Spring: To Seed or Not To Seed- "The Lawn Care Nut"
April 20, 2017
Now that most of the country’s lawns have woken up from winter slumber, undoubtedly you are noticing areas of the lawn that are lagging or struggling. Perhaps you are even seeing damage caused by freeze/thaw, heavy winter foot traffic (building that snowman out front has consequences!) or even rodent damage.
And for many homeowners, the first thought at the sight of these or other problems is “I’ll just seed my way right through this and be fine!”
However, I caution against this.
In general, I’m not a fan of the spring seeding. Reason being is growing new turf in the lawn basically shuts down your ability to prevent and tackle bigger problems that could cause larger bare spots down the road, in spite of your successful seeding efforts. I’m primarily talking about problem grasses like crabgrass, and broadleaf weeds.
In typical home lawn situations, it’s advisable to apply a pre-emergent herbicide to the lawn early in the growing season (timing varies by region). These herbicides target very young plants below the soil line and disrupt them before they can grow, thus preventing the problem. The challenge here, however, is those same herbicides will also prevent your new grass seed from growing.
So you have a decision to make then: Do I want to speed up the repair of these bare areas by seeding and potentially battle more crabgrass and weeds down the road?... Or do I want to take another route?

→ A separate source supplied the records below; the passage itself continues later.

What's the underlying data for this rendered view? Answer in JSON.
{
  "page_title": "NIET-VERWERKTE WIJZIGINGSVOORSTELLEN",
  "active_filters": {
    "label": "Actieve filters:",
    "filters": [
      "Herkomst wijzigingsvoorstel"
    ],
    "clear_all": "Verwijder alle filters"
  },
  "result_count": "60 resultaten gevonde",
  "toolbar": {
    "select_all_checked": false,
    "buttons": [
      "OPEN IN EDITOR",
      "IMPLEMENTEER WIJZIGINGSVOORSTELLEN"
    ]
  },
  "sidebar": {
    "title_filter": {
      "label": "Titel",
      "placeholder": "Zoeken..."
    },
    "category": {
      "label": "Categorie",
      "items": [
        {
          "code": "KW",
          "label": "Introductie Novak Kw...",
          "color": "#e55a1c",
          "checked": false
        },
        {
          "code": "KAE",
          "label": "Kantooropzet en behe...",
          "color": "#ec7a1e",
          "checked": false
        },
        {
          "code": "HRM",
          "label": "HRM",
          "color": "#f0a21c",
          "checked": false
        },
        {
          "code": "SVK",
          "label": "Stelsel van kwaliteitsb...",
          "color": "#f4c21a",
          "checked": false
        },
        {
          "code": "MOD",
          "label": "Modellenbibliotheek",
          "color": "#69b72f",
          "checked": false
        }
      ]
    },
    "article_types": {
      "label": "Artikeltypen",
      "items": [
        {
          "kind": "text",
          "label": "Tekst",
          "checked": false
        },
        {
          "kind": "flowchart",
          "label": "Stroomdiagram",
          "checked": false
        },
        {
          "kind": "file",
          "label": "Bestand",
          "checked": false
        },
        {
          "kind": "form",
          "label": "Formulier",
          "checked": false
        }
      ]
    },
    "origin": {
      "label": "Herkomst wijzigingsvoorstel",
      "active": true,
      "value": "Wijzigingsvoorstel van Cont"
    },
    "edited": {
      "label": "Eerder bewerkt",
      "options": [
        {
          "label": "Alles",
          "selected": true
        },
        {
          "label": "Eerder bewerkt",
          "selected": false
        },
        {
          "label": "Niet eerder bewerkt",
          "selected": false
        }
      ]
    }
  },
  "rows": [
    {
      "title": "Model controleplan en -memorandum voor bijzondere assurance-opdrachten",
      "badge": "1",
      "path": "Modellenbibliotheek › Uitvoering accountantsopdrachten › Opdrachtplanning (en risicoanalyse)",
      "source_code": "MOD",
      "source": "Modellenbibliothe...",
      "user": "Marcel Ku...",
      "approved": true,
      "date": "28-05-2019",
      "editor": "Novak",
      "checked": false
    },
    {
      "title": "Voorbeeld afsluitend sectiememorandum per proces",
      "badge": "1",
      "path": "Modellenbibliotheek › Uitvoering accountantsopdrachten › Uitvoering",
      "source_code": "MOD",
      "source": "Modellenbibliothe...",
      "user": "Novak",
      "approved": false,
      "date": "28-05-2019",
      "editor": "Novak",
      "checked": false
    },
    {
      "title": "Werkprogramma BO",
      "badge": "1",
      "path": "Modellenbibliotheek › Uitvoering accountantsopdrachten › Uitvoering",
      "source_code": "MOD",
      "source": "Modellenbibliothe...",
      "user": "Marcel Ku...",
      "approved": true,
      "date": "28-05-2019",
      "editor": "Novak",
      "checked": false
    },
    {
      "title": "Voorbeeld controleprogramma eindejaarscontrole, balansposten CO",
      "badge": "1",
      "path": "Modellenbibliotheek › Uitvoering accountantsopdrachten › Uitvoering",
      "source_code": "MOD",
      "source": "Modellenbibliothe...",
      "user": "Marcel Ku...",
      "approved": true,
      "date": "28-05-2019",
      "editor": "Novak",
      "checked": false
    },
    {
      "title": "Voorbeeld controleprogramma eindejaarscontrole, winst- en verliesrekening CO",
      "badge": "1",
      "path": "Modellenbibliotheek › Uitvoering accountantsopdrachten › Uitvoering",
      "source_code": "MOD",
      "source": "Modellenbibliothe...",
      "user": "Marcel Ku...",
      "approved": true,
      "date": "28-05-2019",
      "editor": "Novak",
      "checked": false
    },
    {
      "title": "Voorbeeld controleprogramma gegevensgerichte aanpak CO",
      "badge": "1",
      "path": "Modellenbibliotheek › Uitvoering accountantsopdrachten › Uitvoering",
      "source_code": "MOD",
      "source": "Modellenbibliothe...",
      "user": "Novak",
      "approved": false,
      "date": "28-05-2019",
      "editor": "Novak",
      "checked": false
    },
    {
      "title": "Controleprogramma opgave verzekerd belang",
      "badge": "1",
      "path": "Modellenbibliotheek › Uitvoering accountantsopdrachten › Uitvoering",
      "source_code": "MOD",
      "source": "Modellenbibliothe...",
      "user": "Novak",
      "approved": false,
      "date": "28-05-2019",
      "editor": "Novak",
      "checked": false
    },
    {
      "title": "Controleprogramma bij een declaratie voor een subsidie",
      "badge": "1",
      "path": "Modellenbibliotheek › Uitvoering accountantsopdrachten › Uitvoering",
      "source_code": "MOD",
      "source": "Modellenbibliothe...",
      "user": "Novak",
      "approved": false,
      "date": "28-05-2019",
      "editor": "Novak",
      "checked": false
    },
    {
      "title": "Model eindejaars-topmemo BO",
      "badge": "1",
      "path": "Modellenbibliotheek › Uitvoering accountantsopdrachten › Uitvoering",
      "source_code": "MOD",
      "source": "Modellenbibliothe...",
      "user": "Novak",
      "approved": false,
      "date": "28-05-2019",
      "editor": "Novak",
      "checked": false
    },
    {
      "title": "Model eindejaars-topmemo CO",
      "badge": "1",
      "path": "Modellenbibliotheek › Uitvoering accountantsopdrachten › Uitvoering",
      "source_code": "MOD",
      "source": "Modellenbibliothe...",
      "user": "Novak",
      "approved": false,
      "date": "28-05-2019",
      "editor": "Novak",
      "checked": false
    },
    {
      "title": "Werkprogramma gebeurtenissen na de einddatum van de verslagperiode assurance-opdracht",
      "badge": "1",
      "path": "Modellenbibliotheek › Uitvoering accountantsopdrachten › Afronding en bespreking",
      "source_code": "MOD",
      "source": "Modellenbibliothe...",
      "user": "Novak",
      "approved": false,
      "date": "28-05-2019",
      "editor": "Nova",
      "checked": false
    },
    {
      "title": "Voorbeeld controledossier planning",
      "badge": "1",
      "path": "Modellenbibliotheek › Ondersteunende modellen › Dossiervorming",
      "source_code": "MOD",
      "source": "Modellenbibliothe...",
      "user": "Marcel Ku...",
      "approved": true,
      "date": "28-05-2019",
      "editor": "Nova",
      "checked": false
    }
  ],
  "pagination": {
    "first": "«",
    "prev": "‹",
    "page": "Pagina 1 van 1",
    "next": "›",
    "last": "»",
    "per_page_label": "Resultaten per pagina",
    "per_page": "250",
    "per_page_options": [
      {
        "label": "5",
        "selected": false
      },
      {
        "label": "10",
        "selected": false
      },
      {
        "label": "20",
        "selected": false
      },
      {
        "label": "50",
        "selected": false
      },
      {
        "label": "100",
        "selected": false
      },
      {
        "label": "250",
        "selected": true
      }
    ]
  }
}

I always tell folks to look back at past “lawn data” as an indicator of future lawn results and use those to determine what course of action is best. You see, lawns almost always look bad after winter, no matter how healthy and vigorous they were the previous growing season. But you know what? They always wake up at some point and start to grow again. Even grass growing along the interstate is green in spring, and no one gives it any love.
So the first question to ask is: “What did my lawn look like last year in the fall?”
If it was pretty green, sufficiently thick, and there were no major issues, then you can rest assured it will probably recover just the same way this season. Sometimes we are just a little too impatient and want it to wake up faster than nature intends it to. If you have lingering brown areas, get out the rake and do some light pulls through those spots - idea there is to create some additional air flow and hopefully jumpstart growth.
Secondly, take note of the troubled thin areas. Are the damaged areas bigger than the size of a basketball? If not, then Spring rains coupled with a good dose of Milorganite and consistent regular mowing will help them close back in rather quickly, most oftentimes in just a few weeks.
Lastly, let’s strengthen what we have, rather than spend money on adding something new. That’s where our pal “Milo” comes in. I like to get an early start on dominating my neighborhood with that rich blue-green color I get from Milorganite, but there is more to it than just that. I like laying down a full strength dose of Milorganite right alongside my early season pre-emergent application.
(I recommend pre-emergent applications that are NOT mixed with fertilizers)
This way, while I’m preventing crabgrass, I’m giving my soil and in turn turf roots, organic matter and nutrients to help stimulate early spring growth and vigor, and of course, neighborhood domination. Getting an early start also allows me to take full advantage of Spring rains that in-and-of-themselves bring natural nitrogen from the air that plants just love. Additionally, there is no irrigation system or impact sprinkler that can do a better job of wetting your lawn than a good rain can.
Getting started a little earlier with your Milorganite treatments is, in my opinion, a better option than slogging grass seed all over the place and hoping the birds don’t eat it while the crabgrass takes over.
Above all: have faith in your lawn. Barring major issues with insects, disease of mechanical damage (thanks snow plow guy!) turf is very resilient and just needs a little help from its friends Milo and Mother Nature to really fill in thick in spring and look beautiful all season.
Author’s Note: Yes, of course, there are pre-emergents that are safe for seeding, but that’s more “deep-end-of-the-pool” stuff and not applicable to the masses - who this article is written for :) When it comes to the average home lawn, it’s always best to keep it simple.